- Coors Light is setting up exchanges where people can trade unwanted gear they've accrued over the course of the pandemic for its weight in beer, according to a press release.
- Consumers can visit The Battery in Atlanta, GA, or Allegiant Stadium in Paradise, NV, on March 20 from 1 - 5 p.m. local time to participate in "Clutter for Coors." Items traded in will be donated to local charities in their respective cities.
- The Molson Coors brand is supporting the effort with a 15-second TV and digital spot airing around the NCAA March Madness basketball tournament finals later this month. The promotion is the latest to recognize consumers are looking for a spring-cleaning catharsis following a year stuck at home.

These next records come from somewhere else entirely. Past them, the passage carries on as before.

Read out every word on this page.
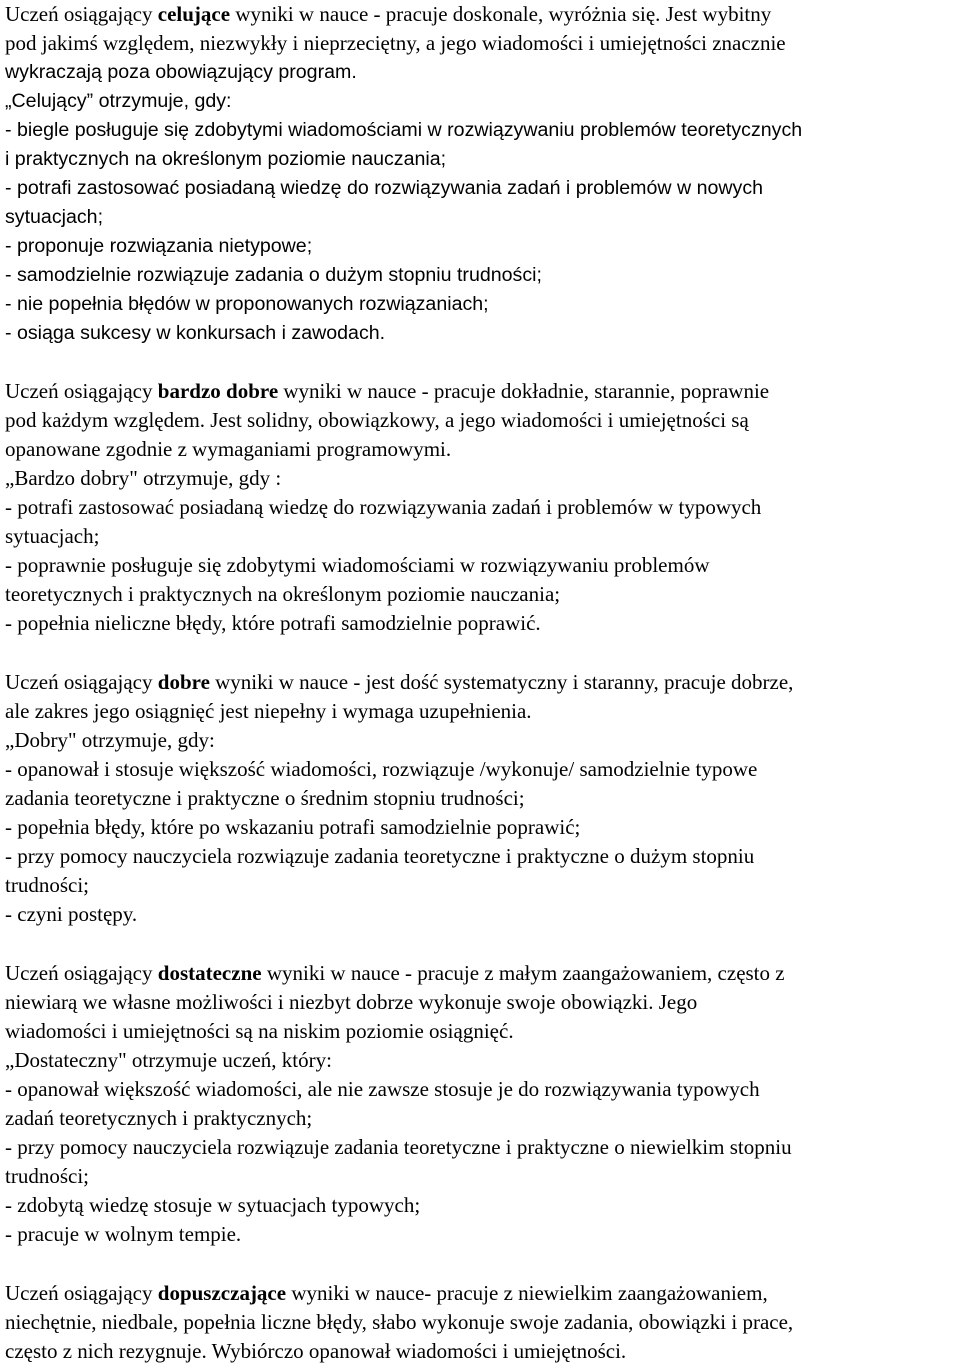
Uczeń osiągający celujące wyniki w nauce - pracuje doskonale, wyróżnia się. Jest wybitny
pod jakimś względem, niezwykły i nieprzeciętny, a jego wiadomości i umiejętności znacznie
wykraczają poza obowiązujący program.
„Celujący” otrzymuje, gdy:
- biegle posługuje się zdobytymi wiadomościami w rozwiązywaniu problemów teoretycznych
i praktycznych na określonym poziomie nauczania;
- potrafi zastosować posiadaną wiedzę do rozwiązywania zadań i problemów w nowych
sytuacjach;
- proponuje rozwiązania nietypowe;
- samodzielnie rozwiązuje zadania o dużym stopniu trudności;
- nie popełnia błędów w proponowanych rozwiązaniach;
- osiąga sukcesy w konkursach i zawodach.
Uczeń osiągający bardzo dobre wyniki w nauce - pracuje dokładnie, starannie, poprawnie
pod każdym względem. Jest solidny, obowiązkowy, a jego wiadomości i umiejętności są
opanowane zgodnie z wymaganiami programowymi.
„Bardzo dobry" otrzymuje, gdy :
- potrafi zastosować posiadaną wiedzę do rozwiązywania zadań i problemów w typowych
sytuacjach;
- poprawnie posługuje się zdobytymi wiadomościami w rozwiązywaniu problemów
teoretycznych i praktycznych na określonym poziomie nauczania;
- popełnia nieliczne błędy, które potrafi samodzielnie poprawić.
Uczeń osiągający dobre wyniki w nauce - jest dość systematyczny i staranny, pracuje dobrze,
ale zakres jego osiągnięć jest niepełny i wymaga uzupełnienia.
„Dobry" otrzymuje, gdy:
- opanował i stosuje większość wiadomości, rozwiązuje /wykonuje/ samodzielnie typowe
zadania teoretyczne i praktyczne o średnim stopniu trudności;
- popełnia błędy, które po wskazaniu potrafi samodzielnie poprawić;
- przy pomocy nauczyciela rozwiązuje zadania teoretyczne i praktyczne o dużym stopniu
trudności;
- czyni postępy.
Uczeń osiągający dostateczne wyniki w nauce - pracuje z małym zaangażowaniem, często z
niewiarą we własne możliwości i niezbyt dobrze wykonuje swoje obowiązki. Jego
wiadomości i umiejętności są na niskim poziomie osiągnięć.
„Dostateczny" otrzymuje uczeń, który:
- opanował większość wiadomości, ale nie zawsze stosuje je do rozwiązywania typowych
zadań teoretycznych i praktycznych;
- przy pomocy nauczyciela rozwiązuje zadania teoretyczne i praktyczne o niewielkim stopniu
trudności;
- zdobytą wiedzę stosuje w sytuacjach typowych;
- pracuje w wolnym tempie.
Uczeń osiągający dopuszczające wyniki w nauce- pracuje z niewielkim zaangażowaniem,
niechętnie, niedbale, popełnia liczne błędy, słabo wykonuje swoje zadania, obowiązki i prace,
często z nich rezygnuje. Wybiórczo opanował wiadomości i umiejętności.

Coors is pushing consumers to let go of regretful impulse purchases they made over a period that saw a spike in interest for items like ring lights, puzzles and bread-making kits. The press release cited a WalletHub survey that found 43% of U.S. consumers have engaged in some form of "comfort buying," or shopping as a way to relieve stress or boredom, as a result of prolonged social isolation. The goal of decluttering now, according to the Molson Coors brand, is to create a more "chill" home environment, squaring with Coors' larger "Made to Chill" platform.
Other brewers have adopted similar engagement strategies as spring cleaning season lines up with the one-year anniversary of the pandemic. Blue Moon, also owned by Molson Coors, earlier in March rolled out a "Lighten Up" campaign in partnership with the founders of organization company The Home Edit. Promoting the label's LightSky offering, the effort encouraged consumers to donate six items they no longer need in exchange for free beer. The contest was facilitated via social media, with Blue Moon sending out payments for the beverages over Venmo.
"Clutter for Coors" extends a similar concept into the real world with stations where consumers can weigh and trade in items for rebates for beer. Donations ranging between 1-10 lbs. translate to a single 12-pack of Coors Light while donations of 20.1 lbs or greater will net participants up to two 30-packs. Coors is not accepting certain products, such as TVs, pianos, vehicles and mattresses, per the event's rules page. Charity-requested items include personal protective equipment, nonperishables and hygiene products.
Molson Coors has enacted an aggressive marketing strategy for its brands around the pandemic as key on-premise consumption venues like bars and restaurants experience a patchwork reopening. Several campaigns from the marketer have nodded to the harsh restrictions of living under the health crisis, while trying to inject a tone of humor or lightheartedness.
Coors in September offered fans the chance to win a vacation to the travel destinations they use as a background on apps like Zoom that have become ubiquitous during the pandemic. Sister brand Miller Lite late last year ran a campaign that celebrated cringe-inducing holiday office parties being put on hold as people continued to work from home.